The funny thing about this is that I have always been of the belief as a parent that I won’t over-schedule our kids.  I see so many families of elementary age kids (and older) and they have so many activities going on that it seems like they don’t get time to just “be” together.  Jon and I talk about this and purposefully work to have our kids only in extracurricular activities if it is something they really enjoy, and only about 2 a year.  Ironically, I don’t apply this same principle to myself.

calendar-book-636Why am I a chronic over-scheduler?  Here are a few things that I have thought about.  Good, bad and ugly.

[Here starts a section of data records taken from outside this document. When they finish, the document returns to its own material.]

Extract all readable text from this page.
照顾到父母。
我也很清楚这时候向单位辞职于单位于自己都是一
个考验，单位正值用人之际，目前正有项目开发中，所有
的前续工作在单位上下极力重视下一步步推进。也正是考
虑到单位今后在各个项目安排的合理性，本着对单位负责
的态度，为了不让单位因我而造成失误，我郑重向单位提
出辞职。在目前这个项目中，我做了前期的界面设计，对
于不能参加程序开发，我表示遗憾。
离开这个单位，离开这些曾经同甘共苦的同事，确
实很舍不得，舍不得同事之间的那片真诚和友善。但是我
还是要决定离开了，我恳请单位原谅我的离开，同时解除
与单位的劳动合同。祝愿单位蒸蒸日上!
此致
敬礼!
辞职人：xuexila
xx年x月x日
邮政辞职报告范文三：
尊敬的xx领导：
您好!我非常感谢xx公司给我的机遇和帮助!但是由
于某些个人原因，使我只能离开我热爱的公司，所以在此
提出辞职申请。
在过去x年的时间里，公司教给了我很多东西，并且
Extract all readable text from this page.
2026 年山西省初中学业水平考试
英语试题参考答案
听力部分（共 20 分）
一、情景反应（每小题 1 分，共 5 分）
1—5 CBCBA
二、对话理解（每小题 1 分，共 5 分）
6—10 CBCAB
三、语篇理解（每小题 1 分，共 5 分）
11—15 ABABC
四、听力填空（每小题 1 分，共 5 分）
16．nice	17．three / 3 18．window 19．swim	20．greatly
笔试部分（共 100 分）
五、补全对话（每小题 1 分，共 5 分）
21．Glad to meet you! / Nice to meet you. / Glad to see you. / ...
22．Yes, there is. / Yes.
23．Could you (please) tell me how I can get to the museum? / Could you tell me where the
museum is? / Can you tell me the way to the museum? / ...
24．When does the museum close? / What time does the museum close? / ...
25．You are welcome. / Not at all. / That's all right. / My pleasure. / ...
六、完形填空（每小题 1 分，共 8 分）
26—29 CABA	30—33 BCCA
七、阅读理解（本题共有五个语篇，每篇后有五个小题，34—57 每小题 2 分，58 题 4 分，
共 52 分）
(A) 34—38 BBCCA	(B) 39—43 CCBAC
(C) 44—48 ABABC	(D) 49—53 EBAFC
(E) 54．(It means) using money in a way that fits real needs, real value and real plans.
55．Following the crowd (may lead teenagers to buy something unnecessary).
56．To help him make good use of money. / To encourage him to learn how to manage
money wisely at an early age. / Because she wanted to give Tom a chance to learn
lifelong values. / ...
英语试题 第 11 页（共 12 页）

A Feeling of Obligation – Bad, even Ugly at times

I feel obligated to do as many things as I can with my time.  Obligated to my family, to my work team, to myself.  I feel like if I can do something, I should.  I feel lucky that throughout my life I have learned to be confident in my ability to take on almost anything.  This confidence is based in a belief that although I may not be great at whatever it is that I am trying, I will try to figure it out.  I also love variety.  The problem with the combination of these personality traits is that they lower the barrier of saying “yes” to things.  And when I say yes, I build obligation.  So, why do I feel obligated?  Who knows.

A Desire to Be Helpful – Good, but also Bad when it means no time for me

At the core of who I am, I like to help people.  I see something that I can help with, and I offer to help.  Often times this adds things to my list to do list and I want them there.  The most obvious sign of this is my list of both formal and informal mentees.  Over the years, this has been one of the most fulfilling parts of my professional life.  Ultimately, it is what has led me to want to lead a large team of marketers.  The trade-off, and there is always a trade-off is giving up time that I have for myself.

A Way Things Should Be Done – Generally Bad, and even Ugly

This is the one I have worked the most on in my quest for self-improvement.  I have historically had the perception in my life that there is a “best” way to do things.  This standard that I created for myself often times added a fair amount of stress to my life as when things aren’t done this “best” way, I get frustrated.  In the beginning of leading teams, this belief that there is one way to do things (my way) made me a horrible leader.  Nothing was ever good enough.  The best thing about this experience was that it forced me to change.  Having kids was the next big life change that helped me to value things not going my way.  My kids almost never see how brilliant my way is!  By having this belief, it has historically caused me to take more time doing things than they need.  In a life of time scarcity, this is a problem.

I Love Doing Things – Good!

I truly love relationships, challenges, being active and trying new things.  This is the most honest and good reason that I over-schedule myself.  I like it.  Doesn’t mean I like some of the consequences of the over-scheduling, but I do truly enjoy doing the things that I do.

So, good, bad and ugly this seems like why I do what I do.  Any advice out there from other over-schedulers?  Is it a lost cause, or can you change this about yourself?